The quality of the imagery reaching the end user from an Earth observation camera depends primarily on the imaging optics, the focal plane detector array and associated electronics, and the processing (applying corrections, map projection, etc.) of the raw data. The function of imaging optics is to transfer the radiance from the object space to image plane. In doing so, the optical system should ensure geometric and radiometric fidelity of the image, that is, the ability to maintain the shape, orientation, relative dimension, and relative radiance values as in the object space. The collecting optics for any imaging system is chosen from one of three basic configurations, which are (1) all refractive; (2) all reflective; and (3) a combination of reflective and refractive, called catadioptric. All three configurations have been used in spaceborne Earth imaging cameras. The selection of a particular configuration for a mission primarily depends on (1) the spectral range to be covered, (2) total field of view (FOV), and (3) aperture size. A variety of optical design software is available to optimize the configuration of imaging optics. A designer generally tries to get the best image quality within the FOV of interest and at the same time does a tolerance analysis, that is, how the image performance varies with changes in mechanical parameters and temperature change, to ensure practical realizability of such a system.

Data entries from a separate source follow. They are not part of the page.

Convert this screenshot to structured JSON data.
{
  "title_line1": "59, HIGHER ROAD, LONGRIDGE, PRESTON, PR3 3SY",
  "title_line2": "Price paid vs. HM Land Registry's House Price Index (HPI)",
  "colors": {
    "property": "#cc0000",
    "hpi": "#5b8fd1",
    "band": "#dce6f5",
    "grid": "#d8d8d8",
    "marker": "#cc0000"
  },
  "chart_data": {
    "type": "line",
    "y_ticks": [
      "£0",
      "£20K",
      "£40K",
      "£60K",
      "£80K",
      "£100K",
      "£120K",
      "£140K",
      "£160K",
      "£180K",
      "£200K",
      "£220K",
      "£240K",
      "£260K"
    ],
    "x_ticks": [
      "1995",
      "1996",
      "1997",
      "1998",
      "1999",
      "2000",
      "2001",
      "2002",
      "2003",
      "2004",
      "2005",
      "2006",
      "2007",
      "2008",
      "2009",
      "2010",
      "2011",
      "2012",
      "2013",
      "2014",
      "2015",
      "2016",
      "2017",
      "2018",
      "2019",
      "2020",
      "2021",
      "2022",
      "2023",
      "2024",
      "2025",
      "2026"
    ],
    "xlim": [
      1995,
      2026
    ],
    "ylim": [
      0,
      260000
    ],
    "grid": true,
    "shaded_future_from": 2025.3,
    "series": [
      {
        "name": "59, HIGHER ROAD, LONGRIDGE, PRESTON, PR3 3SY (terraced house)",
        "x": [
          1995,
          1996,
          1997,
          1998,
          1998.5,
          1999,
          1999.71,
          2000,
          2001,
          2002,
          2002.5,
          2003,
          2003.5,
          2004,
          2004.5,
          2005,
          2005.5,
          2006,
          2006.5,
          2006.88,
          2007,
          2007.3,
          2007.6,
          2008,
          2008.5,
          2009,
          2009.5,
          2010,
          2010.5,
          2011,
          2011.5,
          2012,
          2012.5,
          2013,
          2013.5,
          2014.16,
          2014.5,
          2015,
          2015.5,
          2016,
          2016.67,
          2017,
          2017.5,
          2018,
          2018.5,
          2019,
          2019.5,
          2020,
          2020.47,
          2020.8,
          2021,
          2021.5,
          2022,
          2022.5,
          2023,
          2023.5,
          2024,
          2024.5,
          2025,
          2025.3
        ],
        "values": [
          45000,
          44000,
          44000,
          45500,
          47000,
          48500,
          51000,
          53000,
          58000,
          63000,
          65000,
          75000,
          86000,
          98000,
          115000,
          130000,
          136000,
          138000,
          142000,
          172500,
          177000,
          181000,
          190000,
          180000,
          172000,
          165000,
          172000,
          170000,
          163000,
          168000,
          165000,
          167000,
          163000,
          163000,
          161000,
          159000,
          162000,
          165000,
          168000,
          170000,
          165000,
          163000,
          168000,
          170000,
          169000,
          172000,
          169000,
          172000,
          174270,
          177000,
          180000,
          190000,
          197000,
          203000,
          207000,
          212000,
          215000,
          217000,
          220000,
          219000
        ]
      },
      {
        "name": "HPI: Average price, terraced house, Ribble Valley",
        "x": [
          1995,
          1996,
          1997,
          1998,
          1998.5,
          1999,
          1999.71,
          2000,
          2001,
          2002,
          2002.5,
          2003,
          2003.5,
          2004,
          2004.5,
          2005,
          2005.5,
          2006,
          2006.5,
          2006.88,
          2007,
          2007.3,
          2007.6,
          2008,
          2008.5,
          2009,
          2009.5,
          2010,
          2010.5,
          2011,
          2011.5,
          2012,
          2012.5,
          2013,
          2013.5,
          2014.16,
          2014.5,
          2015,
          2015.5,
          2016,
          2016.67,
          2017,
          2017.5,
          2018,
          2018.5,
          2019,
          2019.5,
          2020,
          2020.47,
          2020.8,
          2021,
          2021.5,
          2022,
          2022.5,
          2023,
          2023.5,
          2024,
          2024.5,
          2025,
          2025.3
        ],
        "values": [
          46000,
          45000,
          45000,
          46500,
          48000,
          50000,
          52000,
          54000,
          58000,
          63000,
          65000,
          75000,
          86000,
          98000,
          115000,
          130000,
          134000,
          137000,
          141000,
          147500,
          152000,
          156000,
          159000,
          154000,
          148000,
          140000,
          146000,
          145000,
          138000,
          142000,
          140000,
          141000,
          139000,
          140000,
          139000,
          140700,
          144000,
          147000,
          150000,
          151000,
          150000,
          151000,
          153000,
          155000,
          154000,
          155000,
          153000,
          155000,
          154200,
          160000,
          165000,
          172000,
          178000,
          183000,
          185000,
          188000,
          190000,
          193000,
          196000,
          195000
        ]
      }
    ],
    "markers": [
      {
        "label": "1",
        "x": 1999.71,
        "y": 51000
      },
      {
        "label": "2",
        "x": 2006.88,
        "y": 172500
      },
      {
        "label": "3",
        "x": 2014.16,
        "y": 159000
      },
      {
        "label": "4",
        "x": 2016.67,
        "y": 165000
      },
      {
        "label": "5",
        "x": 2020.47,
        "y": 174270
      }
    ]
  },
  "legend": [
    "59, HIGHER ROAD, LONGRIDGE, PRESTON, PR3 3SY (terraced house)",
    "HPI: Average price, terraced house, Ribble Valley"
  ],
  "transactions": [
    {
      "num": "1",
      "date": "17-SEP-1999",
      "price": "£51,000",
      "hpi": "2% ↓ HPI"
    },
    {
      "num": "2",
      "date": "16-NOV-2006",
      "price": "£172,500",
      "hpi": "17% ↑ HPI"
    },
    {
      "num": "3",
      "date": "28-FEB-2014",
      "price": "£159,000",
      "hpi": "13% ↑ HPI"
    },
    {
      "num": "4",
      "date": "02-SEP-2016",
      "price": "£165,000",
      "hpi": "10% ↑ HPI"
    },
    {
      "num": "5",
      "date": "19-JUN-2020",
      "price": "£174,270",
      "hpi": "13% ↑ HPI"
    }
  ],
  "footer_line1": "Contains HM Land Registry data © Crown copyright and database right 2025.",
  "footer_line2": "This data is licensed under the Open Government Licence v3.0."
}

For a spaceborne optical system, the design and system realization should take into account a wide range of environmental loads during fabrication, launch, and in space. These include mechanical and thermal stresses, and the radiation environment in space. It is required to pay utmost attention to optomechanical design to ensure that the shape and position of the functional elements of the system are unaffected under these loads, so that the system performance requirements are satisfied. The stringent mechanical and optical stability requirements to ensure high-quality imagery make the design and realization of the spaceborne imaging system a real challenge. In this chapter, we shall discuss some of these aspects.